Trudging in the soft cinders was challenging, but we would take about 50 steps and then pause for a count of 50. The trail winds around the cone so the views kept changing, offering new rewards for the climb.
You can see how steep the cone’s sides are in the photo above! I wouldn’t have guessed that I could do it, but we both made it to the top and it wasn’t as difficult as I had imagined. The reward for our efforts was well worth it!
We scampered around the inner and outer rims, even hiking part way down into the center…
…marveling at the different colors of the rocks…
…and taking in the sweeping views of the Fantastic Lava Beds and Painted Dunes below.
The Fantastic Lava Beds were formed when basalt lava leaked out of the bottom of the cinder cone as it was erupting. It was overwhelming to grasp its size as we took in the panoramic views from the rim. Here’s what it looks like from ground level, next to tall Jeffery pines at the edge of the forest.
What a stunning landscape, with such stark and sudden transitions!

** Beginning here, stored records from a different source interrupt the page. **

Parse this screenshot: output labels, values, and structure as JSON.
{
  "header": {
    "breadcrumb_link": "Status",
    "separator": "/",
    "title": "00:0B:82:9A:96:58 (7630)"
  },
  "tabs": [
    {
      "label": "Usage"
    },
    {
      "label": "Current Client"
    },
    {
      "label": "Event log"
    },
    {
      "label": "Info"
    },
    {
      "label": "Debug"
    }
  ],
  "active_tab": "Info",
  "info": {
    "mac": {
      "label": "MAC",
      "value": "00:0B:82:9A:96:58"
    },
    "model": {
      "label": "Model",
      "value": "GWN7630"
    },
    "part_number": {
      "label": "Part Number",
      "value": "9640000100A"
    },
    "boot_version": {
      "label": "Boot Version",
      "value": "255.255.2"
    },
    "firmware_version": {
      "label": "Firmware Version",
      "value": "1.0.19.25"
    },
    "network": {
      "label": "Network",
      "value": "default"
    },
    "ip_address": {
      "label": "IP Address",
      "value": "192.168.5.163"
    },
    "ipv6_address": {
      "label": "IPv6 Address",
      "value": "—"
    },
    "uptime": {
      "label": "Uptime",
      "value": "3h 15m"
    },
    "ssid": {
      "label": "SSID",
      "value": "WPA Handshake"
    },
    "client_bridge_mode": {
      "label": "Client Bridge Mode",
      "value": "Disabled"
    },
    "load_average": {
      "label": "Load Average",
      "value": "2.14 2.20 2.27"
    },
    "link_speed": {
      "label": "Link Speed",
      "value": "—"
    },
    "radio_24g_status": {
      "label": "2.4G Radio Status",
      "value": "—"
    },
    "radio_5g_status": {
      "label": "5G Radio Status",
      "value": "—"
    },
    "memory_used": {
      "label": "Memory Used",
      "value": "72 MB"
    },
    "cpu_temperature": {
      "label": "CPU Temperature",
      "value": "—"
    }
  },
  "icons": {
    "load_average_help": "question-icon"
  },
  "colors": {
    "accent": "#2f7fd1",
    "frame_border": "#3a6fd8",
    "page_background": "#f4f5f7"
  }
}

With names like Brokeoff Mountain, Chaos Crags, Devastated Area, Fantastic Lava Beds and Bumpass Hell – Lassen Volcanic National Park is a true gem of a place, well worth a visit. We enjoyed other hiking trails in the park – the variety of terrain offers something for everyone.
Lassen Volcanic is located in the midst of Lassen National Forest, and we found other notable features worth exploring in the National Forest as well. There just wasn’t enough time to see and do all of it! But we brought our flashlights and were able to investigate the “Subway Cave” that was just off the road between the park entrance and our campground. Subway Cave is a lava tube, formed when the lava at the top cooled as it was exposed to the air, while molten lava continued to flow underneath. The name “subway” is appropriate – it’s as wide and tall as a modern subway tunnel!

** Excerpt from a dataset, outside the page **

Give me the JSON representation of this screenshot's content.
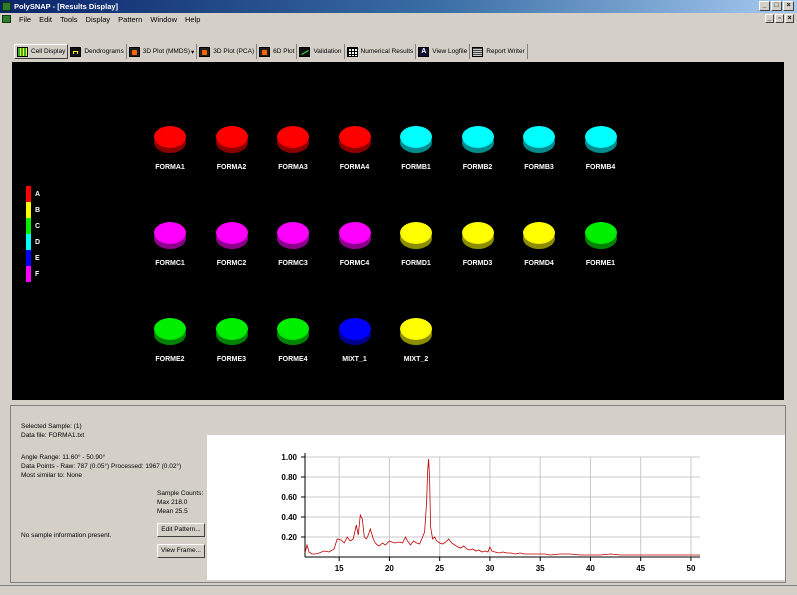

The tunnel meanders for about 1/2 mile, and it’s amazing to imagine nature’s forces at work as molten rock oozed along the smooth channels. The tunnel was found when part of the roof collapsed, revealing the secret underneath. As we drove past the area, we saw the terrain in a completely different way – with a better understanding of what we were looking at. We came, we hiked, we explored and we learned – it was a perfect visit.